The curation is no small feat... two tall cabinets of drawers which are full of disintegrating specimens. The specimens themselves are haphazardly strewn about the unit trays, with only a hint of some past organization. Some orders are worse off than others, the Lepidoptera were decent but the Diptera and Hemiptera were a total disaster. I don't think anyone has tried to reorganize these drawers... ever? At least not all in one go.
So I, along with some of the undergrads of the lab, have been tackling the collection one order at a time. Our instructions: throw away broken specimens, or specimens without labels. Straighten out rows of specimens in the trays. Put everything into phylogenetic order. Type up consistent labels for every unit tray, and for the outsides of the drawers.

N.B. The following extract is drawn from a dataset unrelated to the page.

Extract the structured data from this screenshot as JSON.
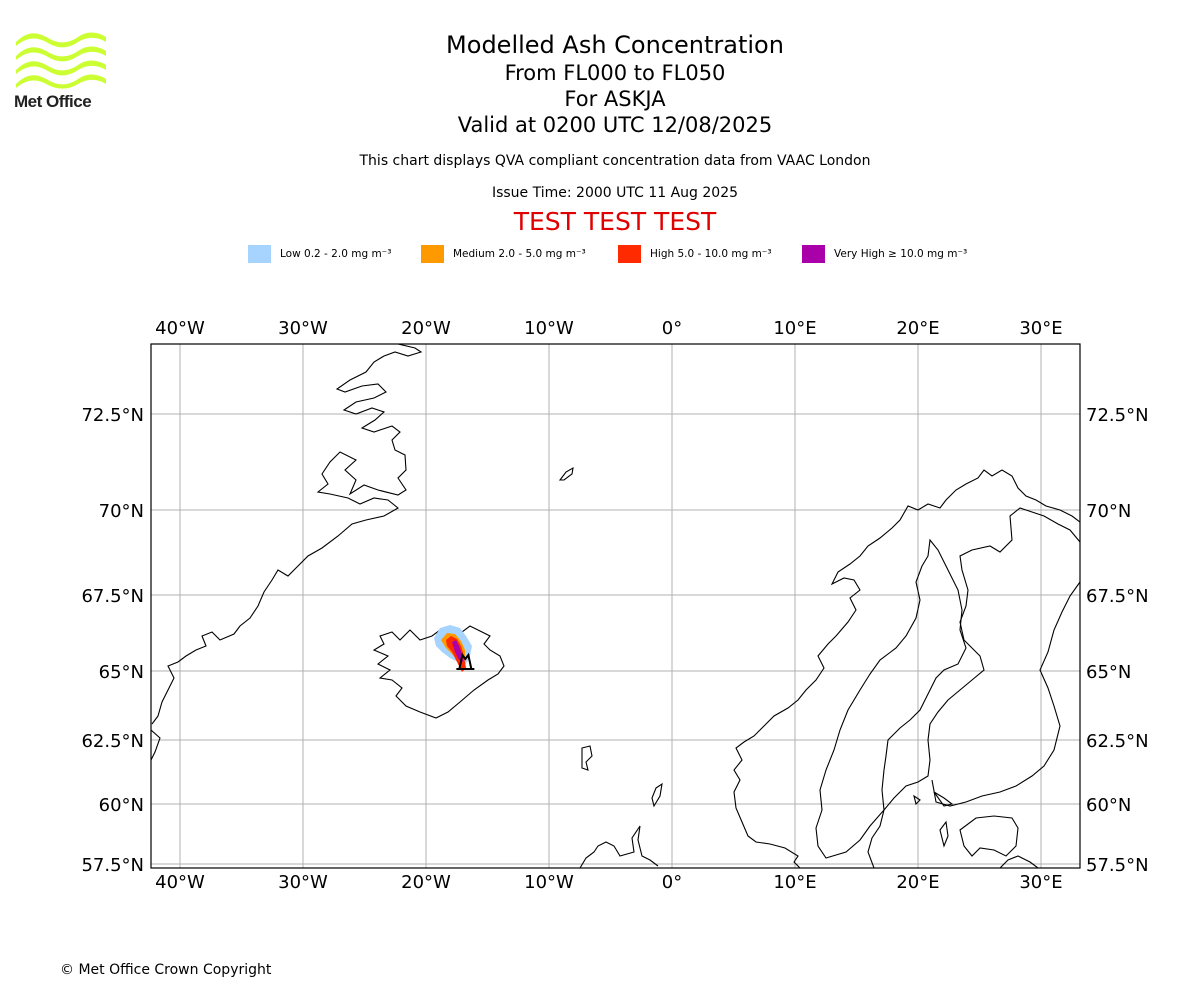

This is one of the "reject" trays for Diptera, where we were collecting specimens before throwing them out. The insects and labels were all pulled off so we could keep the pins.

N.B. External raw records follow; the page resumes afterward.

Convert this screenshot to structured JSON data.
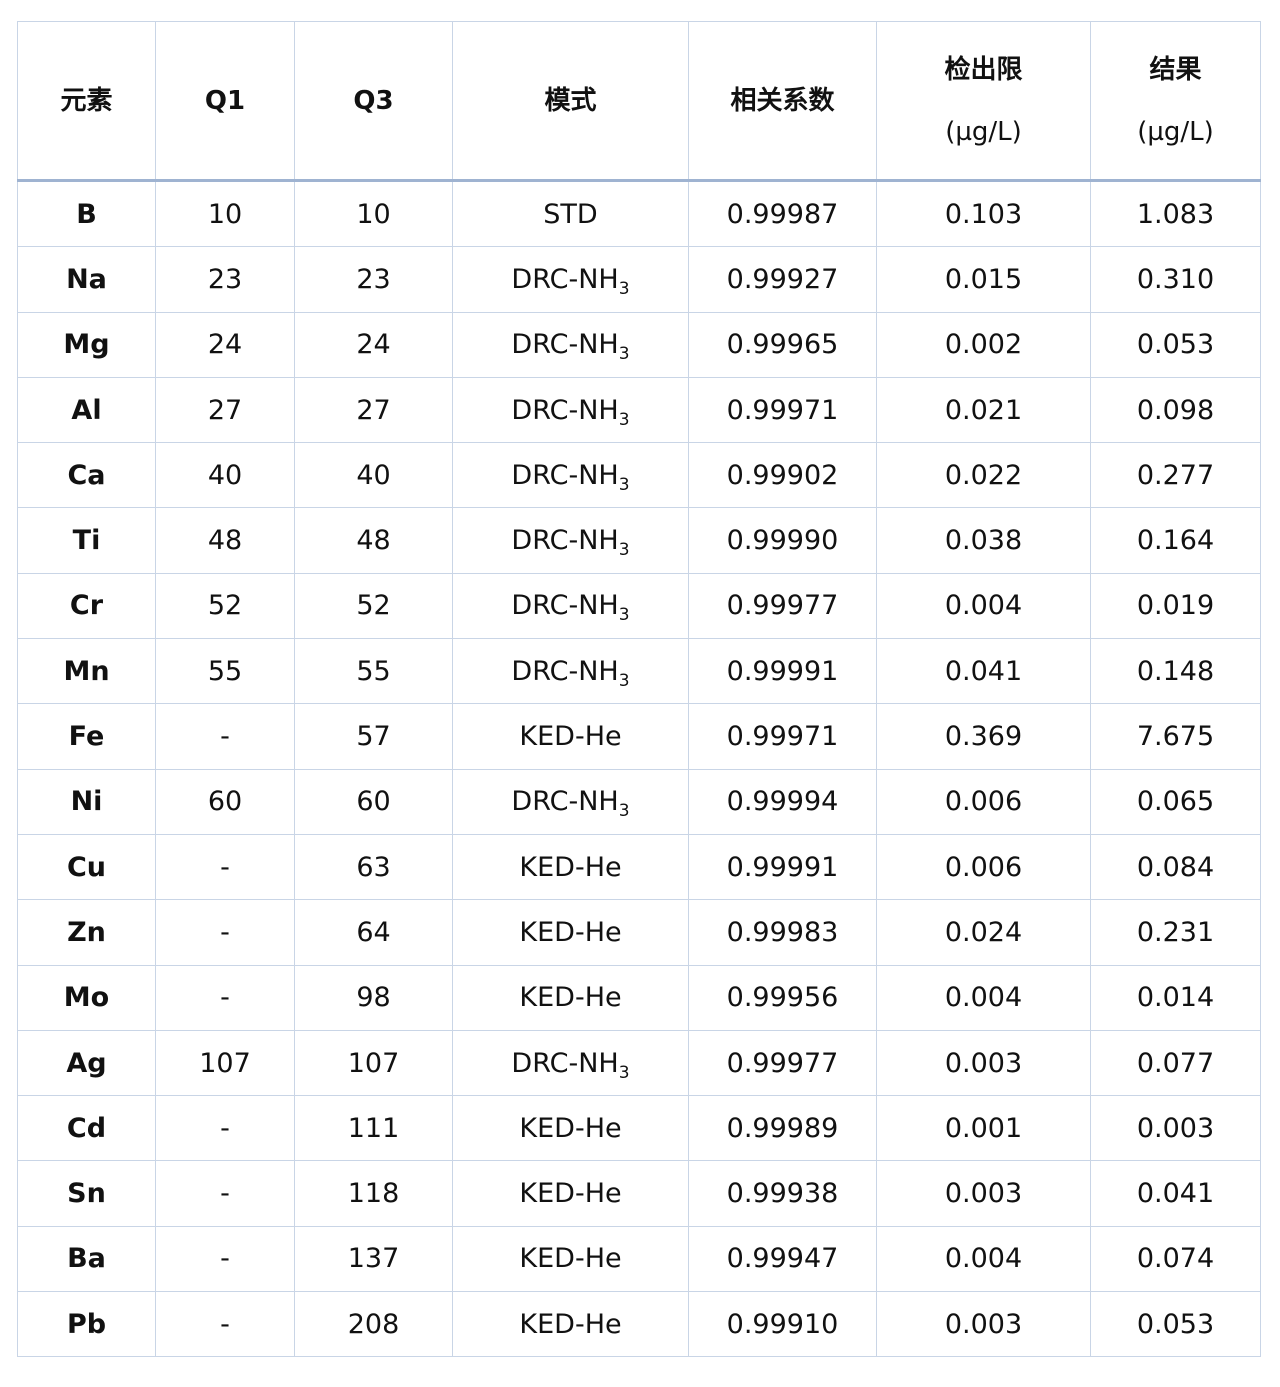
{
  "table": {
    "headers": [
      "元素",
      "Q1",
      "Q3",
      "模式",
      "相关系数",
      "检出限",
      "结果"
    ],
    "header_units": [
      "",
      "",
      "",
      "",
      "",
      "(µg/L)",
      "(µg/L)"
    ],
    "rows": [
      {
        "element": "B",
        "q1": "10",
        "q3": "10",
        "mode": "STD",
        "mode_sub": "",
        "r": "0.99987",
        "lod": "0.103",
        "result": "1.083"
      },
      {
        "element": "Na",
        "q1": "23",
        "q3": "23",
        "mode": "DRC-NH",
        "mode_sub": "3",
        "r": "0.99927",
        "lod": "0.015",
        "result": "0.310"
      },
      {
        "element": "Mg",
        "q1": "24",
        "q3": "24",
        "mode": "DRC-NH",
        "mode_sub": "3",
        "r": "0.99965",
        "lod": "0.002",
        "result": "0.053"
      },
      {
        "element": "Al",
        "q1": "27",
        "q3": "27",
        "mode": "DRC-NH",
        "mode_sub": "3",
        "r": "0.99971",
        "lod": "0.021",
        "result": "0.098"
      },
      {
        "element": "Ca",
        "q1": "40",
        "q3": "40",
        "mode": "DRC-NH",
        "mode_sub": "3",
        "r": "0.99902",
        "lod": "0.022",
        "result": "0.277"
      },
      {
        "element": "Ti",
        "q1": "48",
        "q3": "48",
        "mode": "DRC-NH",
        "mode_sub": "3",
        "r": "0.99990",
        "lod": "0.038",
        "result": "0.164"
      },
      {
        "element": "Cr",
        "q1": "52",
        "q3": "52",
        "mode": "DRC-NH",
        "mode_sub": "3",
        "r": "0.99977",
        "lod": "0.004",
        "result": "0.019"
      },
      {
        "element": "Mn",
        "q1": "55",
        "q3": "55",
        "mode": "DRC-NH",
        "mode_sub": "3",
        "r": "0.99991",
        "lod": "0.041",
        "result": "0.148"
      },
      {
        "element": "Fe",
        "q1": "-",
        "q3": "57",
        "mode": "KED-He",
        "mode_sub": "",
        "r": "0.99971",
        "lod": "0.369",
        "result": "7.675"
      },
      {
        "element": "Ni",
        "q1": "60",
        "q3": "60",
        "mode": "DRC-NH",
        "mode_sub": "3",
        "r": "0.99994",
        "lod": "0.006",
        "result": "0.065"
      },
      {
        "element": "Cu",
        "q1": "-",
        "q3": "63",
        "mode": "KED-He",
        "mode_sub": "",
        "r": "0.99991",
        "lod": "0.006",
        "result": "0.084"
      },
      {
        "element": "Zn",
        "q1": "-",
        "q3": "64",
        "mode": "KED-He",
        "mode_sub": "",
        "r": "0.99983",
        "lod": "0.024",
        "result": "0.231"
      },
      {
        "element": "Mo",
        "q1": "-",
        "q3": "98",
        "mode": "KED-He",
        "mode_sub": "",
        "r": "0.99956",
        "lod": "0.004",
        "result": "0.014"
      },
      {
        "element": "Ag",
        "q1": "107",
        "q3": "107",
        "mode": "DRC-NH",
        "mode_sub": "3",
        "r": "0.99977",
        "lod": "0.003",
        "result": "0.077"
      },
      {
        "element": "Cd",
        "q1": "-",
        "q3": "111",
        "mode": "KED-He",
        "mode_sub": "",
        "r": "0.99989",
        "lod": "0.001",
        "result": "0.003"
      },
      {
        "element": "Sn",
        "q1": "-",
        "q3": "118",
        "mode": "KED-He",
        "mode_sub": "",
        "r": "0.99938",
        "lod": "0.003",
        "result": "0.041"
      },
      {
        "element": "Ba",
        "q1": "-",
        "q3": "137",
        "mode": "KED-He",
        "mode_sub": "",
        "r": "0.99947",
        "lod": "0.004",
        "result": "0.074"
      },
      {
        "element": "Pb",
        "q1": "-",
        "q3": "208",
        "mode": "KED-He",
        "mode_sub": "",
        "r": "0.99910",
        "lod": "0.003",
        "result": "0.053"
      }
    ]
  },
  "colors": {
    "grid": "#c9d5e6",
    "header_rule": "#9fb3d1"
  }
}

Some of the chaos in progress.
It is rather sad to throw away specimens - no one wants a life to go to waste, especially one that was collected and curated with care. But a fly is only so useful to research or teaching if its head is missing, you know? The fact is many specimens are prepared quite poorly, often to an extent that makes them unusable (pinning through the wrong body part, broken wings/legs, using too much glue on points, etc.). And often it is simply the ravages of time and handling that cause fragile insect bodies to fall apart. Some families have very few representatives so those are kept even if they're in bad shape, but hopefully we will be able to collect more. And now that the specimens have been curated, there is indeed room to add more!
Ahhh, completed insect drawers. Feels good. Still a few more orders to go! I hope that now the collection will be treated with more care and be of more use for future students.